- 2017 INDIES Winner
- Honorable Mention, LGBT (Adult Nonfiction)
Sharma’s spiritual search is intimate and careful, and ultimately one of understanding.
Given the perception that the Middle East is largely hostile to the LGBTQ community, Parvez Sharma’s spiritual memoir A Sinner in Mecca is shocking in its clarity and candor.
A Sinner’s world is a complicated one, with frankly written accounts of anonymous hookups, the use of the Grindr app, and gay-friendly chat rooms that skirt the boundaries of places where conservative Islam dominates.
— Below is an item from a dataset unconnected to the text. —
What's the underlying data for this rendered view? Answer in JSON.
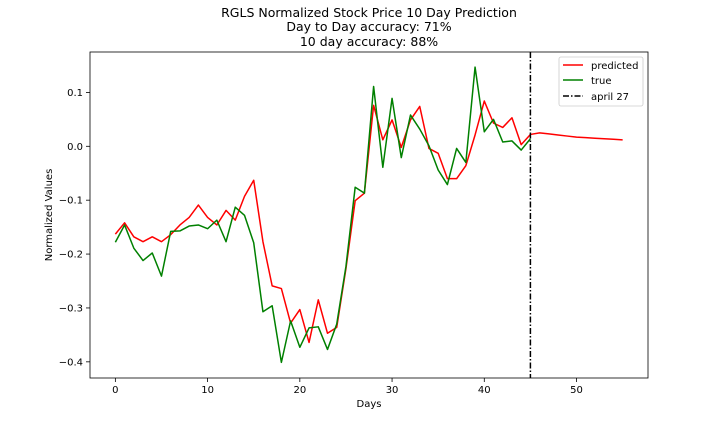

It includes stories like that of an unnamed and powerful “Saudi prince” going into a gay hotspot looking to score, while also describing an almost quixotic quest to distribute a documentary exploring gay life in the Muslim world. Sharma’s is a book about faith, too, that grapples with a tradition that prompts some to kill in God’s name.
Sharma’s search is ultimately one of understanding. He looks to understand sexuality in a broader scope than conservative religious tenets allow. The book’s revelations, large and small, are related with near-breathless intimacy, reading like a collection of stories told in hushed tones, with one eye cast over the shoulder to watch for authorities.
Harsh images, such as of a grisly beheading, are juxtaposed with Sharma’s husband’s text messages of love and support coming from a world away. The book’s closeness culminates with the hajj itself—millions of pilgrims, hellish heat, and intense religious expression.
Sharma describes the experience in the same intimate tones that are the hallmark of the work. The close vantage point makes it no easier to understand where concepts like “sin” and “sinner” begin, end, and fit into the pilgrimage.
With its heavy questions—is the greater sin two men in love, or a system that leads to casual violence toward them?—Sharma’s is a spiritual memoir tinged with political and religious overtones.